Les professeur.e.s de français demandent donc avec force :

  • En raison du contexte sanitaire et des différents protocoles mis en place dans les lycées depuis Novembre 2020 et jusqu’en Janvier 2021 au moins, l’adaptation pour les épreuves anticipées de français de 2021 des exigences du programme : revoir le nombre de textes à la baisse et se cantonner au programme de grammaire de 1ère pour l’interrogation orale.
  • L’autorisation pour les candidat.e.s de se munir de leur livre pour la seconde partie de l’entretien afin qu’ils/elles puissent s’appuyer sur une réelle appropriation de l’œuvre et non sur un discours appris par cœur.
  • La refonte complète du programme de Lettres, en maintenant le niveau d’exigence, bien sûr, mais en laissant aux enseignant.e.s la liberté pédagogique nécessaire à leur épanouissement et à celui de leurs élèves. Épanouissement rendu à nouveau possible par une approche large, diversifiée et sensible de la littérature et des arts.

Roxane Milet et Anne-Sophie Taulier, professeures de français en lycée

4 Commentaires

  1. Notre langue, pour nous comme dans chaque pays du monde, est un trésor commun.
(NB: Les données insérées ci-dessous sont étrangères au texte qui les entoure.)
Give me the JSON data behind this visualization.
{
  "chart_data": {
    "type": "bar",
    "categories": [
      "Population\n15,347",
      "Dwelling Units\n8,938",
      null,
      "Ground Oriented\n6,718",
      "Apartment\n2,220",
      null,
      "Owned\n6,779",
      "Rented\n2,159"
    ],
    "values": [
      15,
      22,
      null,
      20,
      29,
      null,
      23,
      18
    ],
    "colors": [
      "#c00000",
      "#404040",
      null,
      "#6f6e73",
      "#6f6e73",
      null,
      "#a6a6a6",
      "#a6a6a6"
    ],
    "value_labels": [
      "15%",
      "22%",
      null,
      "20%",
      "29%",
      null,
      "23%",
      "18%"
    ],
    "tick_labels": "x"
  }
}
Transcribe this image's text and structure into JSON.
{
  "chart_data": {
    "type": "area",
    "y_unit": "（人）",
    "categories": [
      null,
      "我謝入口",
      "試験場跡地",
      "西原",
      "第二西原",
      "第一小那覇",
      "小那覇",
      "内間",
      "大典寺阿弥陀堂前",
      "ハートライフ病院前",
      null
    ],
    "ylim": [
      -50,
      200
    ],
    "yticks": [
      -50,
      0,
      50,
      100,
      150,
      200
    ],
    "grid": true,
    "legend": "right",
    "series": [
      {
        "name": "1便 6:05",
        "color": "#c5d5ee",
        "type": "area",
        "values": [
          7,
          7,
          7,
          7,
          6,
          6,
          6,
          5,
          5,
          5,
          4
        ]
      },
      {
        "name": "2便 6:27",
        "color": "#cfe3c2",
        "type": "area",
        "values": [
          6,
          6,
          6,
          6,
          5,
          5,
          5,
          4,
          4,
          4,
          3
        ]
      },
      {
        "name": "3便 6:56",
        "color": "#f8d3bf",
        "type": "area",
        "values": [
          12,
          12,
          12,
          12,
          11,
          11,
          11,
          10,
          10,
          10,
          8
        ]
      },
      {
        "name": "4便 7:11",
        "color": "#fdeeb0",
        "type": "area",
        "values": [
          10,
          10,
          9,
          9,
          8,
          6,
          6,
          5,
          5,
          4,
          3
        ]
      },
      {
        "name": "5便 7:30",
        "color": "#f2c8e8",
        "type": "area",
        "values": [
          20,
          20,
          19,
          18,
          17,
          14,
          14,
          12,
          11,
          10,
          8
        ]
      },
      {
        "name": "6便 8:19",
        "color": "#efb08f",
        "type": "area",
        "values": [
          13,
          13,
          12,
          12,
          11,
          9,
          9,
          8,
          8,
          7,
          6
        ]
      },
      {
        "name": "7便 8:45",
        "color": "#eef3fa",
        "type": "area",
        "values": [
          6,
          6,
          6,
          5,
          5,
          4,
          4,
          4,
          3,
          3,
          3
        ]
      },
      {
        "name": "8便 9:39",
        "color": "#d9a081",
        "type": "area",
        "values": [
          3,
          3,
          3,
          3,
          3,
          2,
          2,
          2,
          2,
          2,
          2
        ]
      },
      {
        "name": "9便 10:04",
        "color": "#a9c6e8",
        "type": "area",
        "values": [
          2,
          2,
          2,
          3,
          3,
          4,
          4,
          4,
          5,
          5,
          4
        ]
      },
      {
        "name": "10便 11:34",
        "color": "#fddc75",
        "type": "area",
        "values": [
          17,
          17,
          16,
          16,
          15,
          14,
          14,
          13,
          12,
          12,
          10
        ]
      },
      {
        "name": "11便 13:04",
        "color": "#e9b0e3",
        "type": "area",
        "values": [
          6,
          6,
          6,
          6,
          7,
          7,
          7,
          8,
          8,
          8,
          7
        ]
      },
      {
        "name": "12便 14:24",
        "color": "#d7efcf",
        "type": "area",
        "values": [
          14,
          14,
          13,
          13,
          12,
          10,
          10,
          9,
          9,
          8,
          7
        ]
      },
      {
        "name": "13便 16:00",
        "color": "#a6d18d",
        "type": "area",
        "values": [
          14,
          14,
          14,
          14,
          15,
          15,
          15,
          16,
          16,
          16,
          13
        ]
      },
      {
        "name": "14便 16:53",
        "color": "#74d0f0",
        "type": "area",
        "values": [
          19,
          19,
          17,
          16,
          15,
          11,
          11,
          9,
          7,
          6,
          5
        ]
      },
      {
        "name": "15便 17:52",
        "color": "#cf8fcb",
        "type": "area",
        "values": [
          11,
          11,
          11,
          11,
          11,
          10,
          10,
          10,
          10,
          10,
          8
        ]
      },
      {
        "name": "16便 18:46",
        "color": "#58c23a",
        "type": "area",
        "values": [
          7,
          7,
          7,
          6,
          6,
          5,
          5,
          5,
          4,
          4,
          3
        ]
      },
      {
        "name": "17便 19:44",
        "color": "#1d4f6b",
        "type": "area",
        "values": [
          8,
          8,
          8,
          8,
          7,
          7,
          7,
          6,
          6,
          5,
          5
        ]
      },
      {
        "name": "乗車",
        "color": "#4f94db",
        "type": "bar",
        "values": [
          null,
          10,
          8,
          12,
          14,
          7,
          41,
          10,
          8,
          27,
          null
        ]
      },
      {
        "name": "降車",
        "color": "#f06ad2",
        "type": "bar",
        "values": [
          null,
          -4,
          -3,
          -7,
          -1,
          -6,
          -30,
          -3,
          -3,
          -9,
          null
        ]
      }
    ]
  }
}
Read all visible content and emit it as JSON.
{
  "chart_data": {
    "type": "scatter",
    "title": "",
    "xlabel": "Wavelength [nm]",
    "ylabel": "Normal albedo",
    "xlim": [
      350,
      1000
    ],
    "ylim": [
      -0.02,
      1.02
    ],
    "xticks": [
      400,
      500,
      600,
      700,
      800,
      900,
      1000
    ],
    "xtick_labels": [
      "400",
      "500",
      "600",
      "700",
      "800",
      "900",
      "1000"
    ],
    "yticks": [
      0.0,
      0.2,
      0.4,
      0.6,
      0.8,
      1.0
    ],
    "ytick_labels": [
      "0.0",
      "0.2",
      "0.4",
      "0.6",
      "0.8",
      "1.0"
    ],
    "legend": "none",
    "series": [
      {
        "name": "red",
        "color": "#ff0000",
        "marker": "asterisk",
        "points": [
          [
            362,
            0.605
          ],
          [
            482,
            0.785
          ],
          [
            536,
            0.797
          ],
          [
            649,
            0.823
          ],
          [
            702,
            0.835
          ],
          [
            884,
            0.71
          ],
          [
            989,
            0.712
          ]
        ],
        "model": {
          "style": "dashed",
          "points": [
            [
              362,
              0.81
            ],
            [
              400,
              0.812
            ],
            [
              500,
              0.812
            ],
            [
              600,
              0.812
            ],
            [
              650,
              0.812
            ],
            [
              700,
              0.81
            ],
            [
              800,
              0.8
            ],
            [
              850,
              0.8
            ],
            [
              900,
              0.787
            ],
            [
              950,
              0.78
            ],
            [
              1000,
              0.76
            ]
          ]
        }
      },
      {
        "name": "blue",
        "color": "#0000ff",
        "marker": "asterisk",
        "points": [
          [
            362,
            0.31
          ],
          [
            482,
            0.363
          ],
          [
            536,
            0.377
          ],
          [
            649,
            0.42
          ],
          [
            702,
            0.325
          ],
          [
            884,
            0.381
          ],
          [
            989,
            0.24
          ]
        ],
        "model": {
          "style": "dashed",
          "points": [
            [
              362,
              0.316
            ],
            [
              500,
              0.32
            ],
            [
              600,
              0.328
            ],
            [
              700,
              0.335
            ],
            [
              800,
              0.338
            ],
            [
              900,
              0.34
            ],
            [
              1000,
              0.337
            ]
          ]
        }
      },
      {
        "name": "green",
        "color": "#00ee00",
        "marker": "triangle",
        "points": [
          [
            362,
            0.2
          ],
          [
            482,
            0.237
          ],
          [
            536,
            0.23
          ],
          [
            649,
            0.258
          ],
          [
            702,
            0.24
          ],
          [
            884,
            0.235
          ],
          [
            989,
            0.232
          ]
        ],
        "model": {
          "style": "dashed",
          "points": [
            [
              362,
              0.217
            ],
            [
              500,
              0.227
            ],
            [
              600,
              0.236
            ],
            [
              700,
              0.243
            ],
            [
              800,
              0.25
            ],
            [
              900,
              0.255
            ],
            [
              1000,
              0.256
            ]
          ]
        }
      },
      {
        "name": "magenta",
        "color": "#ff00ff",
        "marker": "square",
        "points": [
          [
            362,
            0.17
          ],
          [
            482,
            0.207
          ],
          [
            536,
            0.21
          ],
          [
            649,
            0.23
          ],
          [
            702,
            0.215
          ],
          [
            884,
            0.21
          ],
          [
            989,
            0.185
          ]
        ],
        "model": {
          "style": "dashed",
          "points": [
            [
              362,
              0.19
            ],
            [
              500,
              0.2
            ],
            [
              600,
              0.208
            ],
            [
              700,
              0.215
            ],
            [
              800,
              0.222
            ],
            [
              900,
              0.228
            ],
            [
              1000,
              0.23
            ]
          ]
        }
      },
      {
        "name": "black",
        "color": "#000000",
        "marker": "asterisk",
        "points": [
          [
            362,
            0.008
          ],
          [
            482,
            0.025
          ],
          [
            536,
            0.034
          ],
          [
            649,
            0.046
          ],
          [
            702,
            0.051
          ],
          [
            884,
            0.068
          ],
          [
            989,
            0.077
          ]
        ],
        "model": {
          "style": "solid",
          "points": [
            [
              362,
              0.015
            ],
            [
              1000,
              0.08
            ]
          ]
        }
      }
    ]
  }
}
C’est la possibilité de communiquer avec ses semblables, de vivre dignement et parfois même de survivre : certains ont tenu dans les camps d’extermination grâce à la poésie. Et ils n’avaient pas d’écrans. La mission de nos profs de français est vitale.

  2. Assez d’accord avec Laurent ; il me semble avoir appris à l’école primaire que le masculin l’emporte au pluriel, donc lorsque l’on écrit « des professeurs », cette population peut comprendre à la fois des hommes et des femmes.
    Quant à Jean-Michel Blanquer , fils d’enseignante, il a eu au moins une élève devant lui, celle avec qui il s’est marié en secondes noces !

  3. https://www.lemonde.fr/politique/article/2020/12/05/enquete-sur-la-galaxie-jean-michel-blanquer_6062260_823448.html
    A ce témoignage-appel qui émane du « terrain », on peut joindre la lecture de l’enquête très instructive du « Monde » de ce jour sur les réseaux tissés (dès 2005!) par ce ministre-techno qui n’a jamais eu un élève devant lui, enfin une classe, des classes, avec le devoir de les conduire dans l’acquisition d’un savoir délicat et dont aujourd’hui tant de choses contraires détournent les jeunes esprits. Enseigner la langue, la littérature, ce n’est pas un enseignement comme les autres. Nul ne devrait être ministre de l’Education Nationale qui n’est pas professeur, cela va de soi (ou cela devrait aller de soi), et de préférence professeur de français. La marche de la grande maison (qui n’est pas un mammouth, mais pourrait être un beau navire) en serait changée. Je signe!

  4. Peut-être serait il bon, pour redonner le goût de la lecture, d’abandonner cette écriture pseudo inclusive.